US500, the US S&P 500 index futures, is trading higher during Wednesday’s morning session, supported by signals from Donald Trump, who indicated an indefinite extension of the ceasefire with Iran while awaiting a final, joint stance from Tehran. In recent weeks, gains in the S&P 500 appear to be significantly driven by buying activity from algorithmic Commodity Trading Advisors (CTAs), as confirmed by Goldman Sachs Prime data. After today’s US session, Tesla and IBM - both key index components are set to report earnings.
Are CTAs still buying?
Goldman Sachs signals that CTA buying potential in the S&P 500 remains positive in the short term, although it has weakened compared to a week ago. In practice, this means that over the coming week, trend-following strategies may still support Wall Street regardless of the market scenario.
- In a flat market scenario, Goldman estimates roughly $16 billion of buying over the next week. Over a one-month horizon, this drops to around $14 billion—significantly lower than previous forecasts of over $45 billion.
- In a strong upside scenario, the model still points to positive CTA flows: about $16 billion over a week and roughly $17 billion over a month. However, this too marks a clear cooling from earlier expectations, which were closer to $50 billion.
- The most notable shift appears in a downside scenario. In the short term, even with a sharper sell-off, CTAs would still be net buyers—around $16.5 billion over a week. The issue emerges over a longer horizon: in this case, the model points to roughly $19 billion of selling over the following month.
- This marks an important shift in tone, as just a week ago even a weaker market scenario still showed a slightly positive flow. Now, it appears that the medium-term demand cushion is beginning to fade.
- This change is driven by the rebuilding of CTA positioning. The more buying has already taken place, the less mechanical demand remains for the weeks ahead.
- In other words, short-term support for the S&P 500 has not disappeared, but its strength is gradually weakening. The market may still benefit from systematic buying flows, although the impulse is no longer as strong as before.
- Notably, the pace of global equity buying by CTAs over the past week ranked among the top five strongest episodes on record, totaling around $86 billion. The model also pointed to an additional $70 billion of potential demand over the following five sessions in a stable market environment.
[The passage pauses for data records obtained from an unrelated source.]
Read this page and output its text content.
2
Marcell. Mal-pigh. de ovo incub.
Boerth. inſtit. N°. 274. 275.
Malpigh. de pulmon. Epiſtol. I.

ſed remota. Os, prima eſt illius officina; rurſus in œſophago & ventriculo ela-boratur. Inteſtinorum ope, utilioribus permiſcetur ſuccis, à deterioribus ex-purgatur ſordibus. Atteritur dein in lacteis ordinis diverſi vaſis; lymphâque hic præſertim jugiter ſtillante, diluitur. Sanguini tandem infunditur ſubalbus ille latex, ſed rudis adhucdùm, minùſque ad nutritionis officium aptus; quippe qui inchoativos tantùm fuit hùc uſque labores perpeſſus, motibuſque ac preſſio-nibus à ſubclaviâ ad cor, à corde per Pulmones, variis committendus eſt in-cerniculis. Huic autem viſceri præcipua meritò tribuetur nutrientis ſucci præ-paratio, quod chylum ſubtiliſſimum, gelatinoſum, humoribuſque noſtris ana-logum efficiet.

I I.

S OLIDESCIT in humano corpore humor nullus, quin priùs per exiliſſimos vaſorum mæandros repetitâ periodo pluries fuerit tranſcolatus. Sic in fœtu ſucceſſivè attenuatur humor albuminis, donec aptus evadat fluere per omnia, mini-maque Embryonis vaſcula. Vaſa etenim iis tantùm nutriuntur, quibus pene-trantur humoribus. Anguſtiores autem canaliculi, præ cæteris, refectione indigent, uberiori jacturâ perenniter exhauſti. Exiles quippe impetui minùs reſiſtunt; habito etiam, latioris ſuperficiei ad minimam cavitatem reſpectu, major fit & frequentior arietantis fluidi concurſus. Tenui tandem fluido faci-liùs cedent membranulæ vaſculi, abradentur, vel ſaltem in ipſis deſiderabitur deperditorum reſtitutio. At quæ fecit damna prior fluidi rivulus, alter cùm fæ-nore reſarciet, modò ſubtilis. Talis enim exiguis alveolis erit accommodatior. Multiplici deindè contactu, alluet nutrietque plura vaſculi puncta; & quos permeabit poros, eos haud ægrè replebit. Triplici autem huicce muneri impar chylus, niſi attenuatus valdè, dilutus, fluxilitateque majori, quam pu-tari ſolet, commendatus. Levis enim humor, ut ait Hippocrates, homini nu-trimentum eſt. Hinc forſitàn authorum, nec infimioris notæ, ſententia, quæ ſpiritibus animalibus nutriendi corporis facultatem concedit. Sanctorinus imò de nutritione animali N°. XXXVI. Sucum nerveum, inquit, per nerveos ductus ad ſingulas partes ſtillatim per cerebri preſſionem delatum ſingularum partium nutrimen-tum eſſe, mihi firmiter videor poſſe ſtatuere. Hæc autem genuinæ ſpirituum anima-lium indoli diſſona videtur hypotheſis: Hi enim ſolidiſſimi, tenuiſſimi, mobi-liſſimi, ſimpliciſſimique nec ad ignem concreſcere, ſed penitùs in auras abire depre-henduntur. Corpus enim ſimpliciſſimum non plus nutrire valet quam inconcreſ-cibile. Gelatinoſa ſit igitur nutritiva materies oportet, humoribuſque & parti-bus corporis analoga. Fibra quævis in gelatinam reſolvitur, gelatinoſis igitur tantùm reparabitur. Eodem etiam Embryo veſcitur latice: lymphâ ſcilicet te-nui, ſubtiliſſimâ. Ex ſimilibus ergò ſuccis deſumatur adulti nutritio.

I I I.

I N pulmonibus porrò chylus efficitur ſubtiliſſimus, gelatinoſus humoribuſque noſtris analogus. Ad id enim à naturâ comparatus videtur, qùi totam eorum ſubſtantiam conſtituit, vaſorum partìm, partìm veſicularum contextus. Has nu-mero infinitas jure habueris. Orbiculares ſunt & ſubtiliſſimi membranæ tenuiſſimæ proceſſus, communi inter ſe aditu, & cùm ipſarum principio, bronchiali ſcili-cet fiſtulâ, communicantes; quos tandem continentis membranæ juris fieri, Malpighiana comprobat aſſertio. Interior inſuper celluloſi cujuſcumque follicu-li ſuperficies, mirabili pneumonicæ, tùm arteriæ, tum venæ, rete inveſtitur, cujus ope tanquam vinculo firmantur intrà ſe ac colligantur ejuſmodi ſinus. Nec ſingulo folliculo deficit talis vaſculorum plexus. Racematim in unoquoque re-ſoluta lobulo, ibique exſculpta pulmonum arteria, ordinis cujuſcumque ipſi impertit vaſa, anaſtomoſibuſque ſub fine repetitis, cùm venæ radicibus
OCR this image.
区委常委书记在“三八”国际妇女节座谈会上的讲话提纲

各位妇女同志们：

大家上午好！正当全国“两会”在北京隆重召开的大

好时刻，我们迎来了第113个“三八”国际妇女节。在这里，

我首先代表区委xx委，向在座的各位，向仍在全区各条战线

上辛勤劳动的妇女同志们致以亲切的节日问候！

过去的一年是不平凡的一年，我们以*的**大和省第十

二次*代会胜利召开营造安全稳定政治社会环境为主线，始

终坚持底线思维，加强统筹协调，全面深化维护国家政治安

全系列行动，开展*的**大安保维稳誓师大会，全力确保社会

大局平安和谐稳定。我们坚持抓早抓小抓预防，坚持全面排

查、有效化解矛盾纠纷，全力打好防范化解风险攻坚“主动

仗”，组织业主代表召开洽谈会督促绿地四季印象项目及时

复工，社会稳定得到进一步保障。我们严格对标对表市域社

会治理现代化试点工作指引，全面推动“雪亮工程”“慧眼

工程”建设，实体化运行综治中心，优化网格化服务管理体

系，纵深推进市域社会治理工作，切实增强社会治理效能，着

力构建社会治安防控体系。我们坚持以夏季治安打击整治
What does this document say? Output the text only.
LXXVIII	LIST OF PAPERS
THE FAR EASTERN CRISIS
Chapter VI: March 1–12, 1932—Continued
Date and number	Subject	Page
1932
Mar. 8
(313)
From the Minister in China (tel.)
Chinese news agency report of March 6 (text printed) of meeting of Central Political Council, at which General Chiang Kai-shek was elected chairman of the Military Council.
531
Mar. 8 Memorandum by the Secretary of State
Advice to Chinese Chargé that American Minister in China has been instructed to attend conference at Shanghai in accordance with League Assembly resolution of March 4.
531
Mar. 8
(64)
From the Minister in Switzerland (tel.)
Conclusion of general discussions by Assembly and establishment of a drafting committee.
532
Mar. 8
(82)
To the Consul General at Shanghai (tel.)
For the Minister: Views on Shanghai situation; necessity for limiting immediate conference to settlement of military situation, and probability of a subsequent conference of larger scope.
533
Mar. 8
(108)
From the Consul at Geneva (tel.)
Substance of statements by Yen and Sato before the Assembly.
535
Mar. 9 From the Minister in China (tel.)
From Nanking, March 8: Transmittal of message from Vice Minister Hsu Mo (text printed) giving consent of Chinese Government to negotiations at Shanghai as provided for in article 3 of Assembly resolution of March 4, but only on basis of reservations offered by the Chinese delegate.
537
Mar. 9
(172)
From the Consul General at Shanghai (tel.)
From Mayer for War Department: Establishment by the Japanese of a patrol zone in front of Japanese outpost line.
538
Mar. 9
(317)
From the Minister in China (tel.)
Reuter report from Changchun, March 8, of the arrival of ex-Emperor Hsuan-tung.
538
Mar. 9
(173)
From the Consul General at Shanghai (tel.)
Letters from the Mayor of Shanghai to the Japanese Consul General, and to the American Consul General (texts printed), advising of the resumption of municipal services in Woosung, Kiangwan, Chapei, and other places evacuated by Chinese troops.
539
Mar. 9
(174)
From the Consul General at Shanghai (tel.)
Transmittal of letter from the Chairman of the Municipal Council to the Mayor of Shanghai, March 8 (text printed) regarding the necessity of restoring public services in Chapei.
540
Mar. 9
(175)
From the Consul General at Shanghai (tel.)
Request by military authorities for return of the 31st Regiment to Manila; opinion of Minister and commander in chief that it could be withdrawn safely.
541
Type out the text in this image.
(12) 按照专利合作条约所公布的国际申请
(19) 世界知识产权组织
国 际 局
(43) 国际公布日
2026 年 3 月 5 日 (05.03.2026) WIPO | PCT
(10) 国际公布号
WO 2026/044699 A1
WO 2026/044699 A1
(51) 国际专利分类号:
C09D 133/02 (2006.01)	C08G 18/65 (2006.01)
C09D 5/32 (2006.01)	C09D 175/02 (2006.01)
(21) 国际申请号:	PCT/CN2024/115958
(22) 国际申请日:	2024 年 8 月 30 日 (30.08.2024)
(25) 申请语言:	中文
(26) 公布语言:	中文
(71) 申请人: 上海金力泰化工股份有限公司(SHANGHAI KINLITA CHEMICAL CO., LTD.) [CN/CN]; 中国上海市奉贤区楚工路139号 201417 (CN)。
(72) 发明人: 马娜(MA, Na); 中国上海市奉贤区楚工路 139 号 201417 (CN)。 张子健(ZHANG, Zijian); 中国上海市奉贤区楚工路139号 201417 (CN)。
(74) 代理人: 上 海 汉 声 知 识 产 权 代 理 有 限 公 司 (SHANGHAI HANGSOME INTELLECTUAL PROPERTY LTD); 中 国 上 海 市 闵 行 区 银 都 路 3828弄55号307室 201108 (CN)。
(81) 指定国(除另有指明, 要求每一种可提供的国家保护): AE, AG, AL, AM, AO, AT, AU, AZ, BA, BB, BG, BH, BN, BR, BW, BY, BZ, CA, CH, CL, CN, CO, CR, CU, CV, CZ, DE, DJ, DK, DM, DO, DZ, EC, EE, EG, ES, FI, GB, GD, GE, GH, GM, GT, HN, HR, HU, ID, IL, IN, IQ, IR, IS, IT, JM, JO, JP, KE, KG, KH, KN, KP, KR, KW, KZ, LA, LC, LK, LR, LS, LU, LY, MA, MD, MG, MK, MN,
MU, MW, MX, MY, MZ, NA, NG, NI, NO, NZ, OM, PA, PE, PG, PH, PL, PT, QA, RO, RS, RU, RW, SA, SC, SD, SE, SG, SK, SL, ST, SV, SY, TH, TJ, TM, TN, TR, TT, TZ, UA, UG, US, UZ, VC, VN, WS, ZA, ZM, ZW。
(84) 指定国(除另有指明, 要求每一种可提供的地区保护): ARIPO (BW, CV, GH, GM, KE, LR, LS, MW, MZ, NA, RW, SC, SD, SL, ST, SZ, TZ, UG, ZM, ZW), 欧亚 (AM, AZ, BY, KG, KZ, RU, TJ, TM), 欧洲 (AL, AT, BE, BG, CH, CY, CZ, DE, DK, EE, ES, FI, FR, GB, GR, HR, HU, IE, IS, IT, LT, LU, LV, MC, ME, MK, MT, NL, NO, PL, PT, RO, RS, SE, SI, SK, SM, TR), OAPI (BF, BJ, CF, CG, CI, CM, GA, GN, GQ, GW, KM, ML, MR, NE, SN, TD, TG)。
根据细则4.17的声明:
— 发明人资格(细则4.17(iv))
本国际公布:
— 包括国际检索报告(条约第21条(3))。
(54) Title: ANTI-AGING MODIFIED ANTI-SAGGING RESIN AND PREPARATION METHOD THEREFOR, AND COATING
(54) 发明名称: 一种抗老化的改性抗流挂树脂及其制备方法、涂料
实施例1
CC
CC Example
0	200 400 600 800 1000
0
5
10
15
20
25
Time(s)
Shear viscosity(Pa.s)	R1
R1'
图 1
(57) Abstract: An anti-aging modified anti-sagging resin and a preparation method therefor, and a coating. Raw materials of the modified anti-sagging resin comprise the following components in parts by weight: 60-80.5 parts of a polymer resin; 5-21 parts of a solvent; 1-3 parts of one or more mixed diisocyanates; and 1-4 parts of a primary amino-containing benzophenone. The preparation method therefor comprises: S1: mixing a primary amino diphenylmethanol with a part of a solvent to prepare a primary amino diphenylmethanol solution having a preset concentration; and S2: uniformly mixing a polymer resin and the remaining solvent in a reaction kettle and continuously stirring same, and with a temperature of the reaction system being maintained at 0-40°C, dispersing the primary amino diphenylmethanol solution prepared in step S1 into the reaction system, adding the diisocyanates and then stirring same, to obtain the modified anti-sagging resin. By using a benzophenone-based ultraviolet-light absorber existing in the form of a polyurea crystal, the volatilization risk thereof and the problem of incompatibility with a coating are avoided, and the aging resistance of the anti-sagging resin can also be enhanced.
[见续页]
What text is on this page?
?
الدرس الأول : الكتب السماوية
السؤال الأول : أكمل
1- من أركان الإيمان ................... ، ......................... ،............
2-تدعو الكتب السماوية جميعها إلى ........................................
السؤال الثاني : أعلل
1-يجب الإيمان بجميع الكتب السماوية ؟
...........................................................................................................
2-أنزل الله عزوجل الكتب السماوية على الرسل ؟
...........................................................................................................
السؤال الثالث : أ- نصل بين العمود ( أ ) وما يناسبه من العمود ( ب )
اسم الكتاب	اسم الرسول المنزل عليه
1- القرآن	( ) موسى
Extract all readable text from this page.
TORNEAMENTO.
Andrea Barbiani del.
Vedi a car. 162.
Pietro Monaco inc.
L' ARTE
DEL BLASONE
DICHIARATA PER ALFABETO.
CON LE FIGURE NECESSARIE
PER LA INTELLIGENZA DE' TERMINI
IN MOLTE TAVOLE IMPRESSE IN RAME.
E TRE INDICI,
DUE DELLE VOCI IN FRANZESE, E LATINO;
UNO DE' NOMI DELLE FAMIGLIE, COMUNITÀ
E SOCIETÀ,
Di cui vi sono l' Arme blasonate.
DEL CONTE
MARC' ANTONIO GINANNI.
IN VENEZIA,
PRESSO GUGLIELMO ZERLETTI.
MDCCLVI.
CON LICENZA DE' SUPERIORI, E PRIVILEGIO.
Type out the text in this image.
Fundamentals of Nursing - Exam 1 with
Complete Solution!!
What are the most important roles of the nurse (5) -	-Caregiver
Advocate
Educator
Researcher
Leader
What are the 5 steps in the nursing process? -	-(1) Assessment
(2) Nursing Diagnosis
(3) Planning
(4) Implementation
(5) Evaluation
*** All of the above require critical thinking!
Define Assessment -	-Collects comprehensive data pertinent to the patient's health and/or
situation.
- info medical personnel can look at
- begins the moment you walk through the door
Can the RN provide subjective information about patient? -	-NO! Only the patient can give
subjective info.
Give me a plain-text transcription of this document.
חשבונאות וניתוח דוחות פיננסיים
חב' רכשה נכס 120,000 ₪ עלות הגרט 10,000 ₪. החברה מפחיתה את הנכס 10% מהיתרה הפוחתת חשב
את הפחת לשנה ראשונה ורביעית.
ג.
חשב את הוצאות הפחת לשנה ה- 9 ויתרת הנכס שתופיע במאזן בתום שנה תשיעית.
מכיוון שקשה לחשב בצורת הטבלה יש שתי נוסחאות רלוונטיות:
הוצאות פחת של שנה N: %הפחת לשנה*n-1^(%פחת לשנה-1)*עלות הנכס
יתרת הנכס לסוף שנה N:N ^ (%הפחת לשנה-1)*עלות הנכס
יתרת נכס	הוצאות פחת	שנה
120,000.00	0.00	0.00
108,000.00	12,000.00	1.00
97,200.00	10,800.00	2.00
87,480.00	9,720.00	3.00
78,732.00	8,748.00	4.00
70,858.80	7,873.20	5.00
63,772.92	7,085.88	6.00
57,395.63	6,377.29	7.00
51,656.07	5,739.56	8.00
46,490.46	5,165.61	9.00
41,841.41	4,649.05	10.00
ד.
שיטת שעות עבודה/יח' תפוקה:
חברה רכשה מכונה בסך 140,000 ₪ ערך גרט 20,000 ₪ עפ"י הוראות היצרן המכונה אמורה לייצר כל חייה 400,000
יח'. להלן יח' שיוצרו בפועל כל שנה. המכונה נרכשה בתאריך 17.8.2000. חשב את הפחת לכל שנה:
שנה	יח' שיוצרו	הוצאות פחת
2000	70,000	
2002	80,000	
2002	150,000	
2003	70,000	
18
- Historically, such rapid buying waves have often led to short-term consolidation, followed by renewed upside. According to Goldman Sachs, average returns for the S&P 500 in similar episodes were around +2.2% after one month and over +8% after three months.
From an investor perspective, the takeaway is relatively straightforward: in the short term, CTAs are still supporting the market, but over the medium term this effect is becoming less certain especially if a stronger wave of selling emerges on Wall Street.
US500 (D1 chart)
S&P 500 futures (June contract) continue to show positive momentum, but the market is entering overbought territory, suggesting some caution is warranted. A short-term bullish signal emerged after breaking above the 9-period moving average, supporting the continuation of the uptrend. At the same time, a negative technical signal appeared in the form of a daily price reversal, which could point to a temporary slowdown in the trend—although buyers quickly stepped back in.
Another mild warning sign is the close below the local pivot level, indicating that buying pressure is no longer as strong as before. RSI has moved above 70, confirming overbought conditions and increasing the risk of a short-term correction. The nearest upside targets are in the 7170–7230 range, while immediate support levels are around 7075 and then near 7030.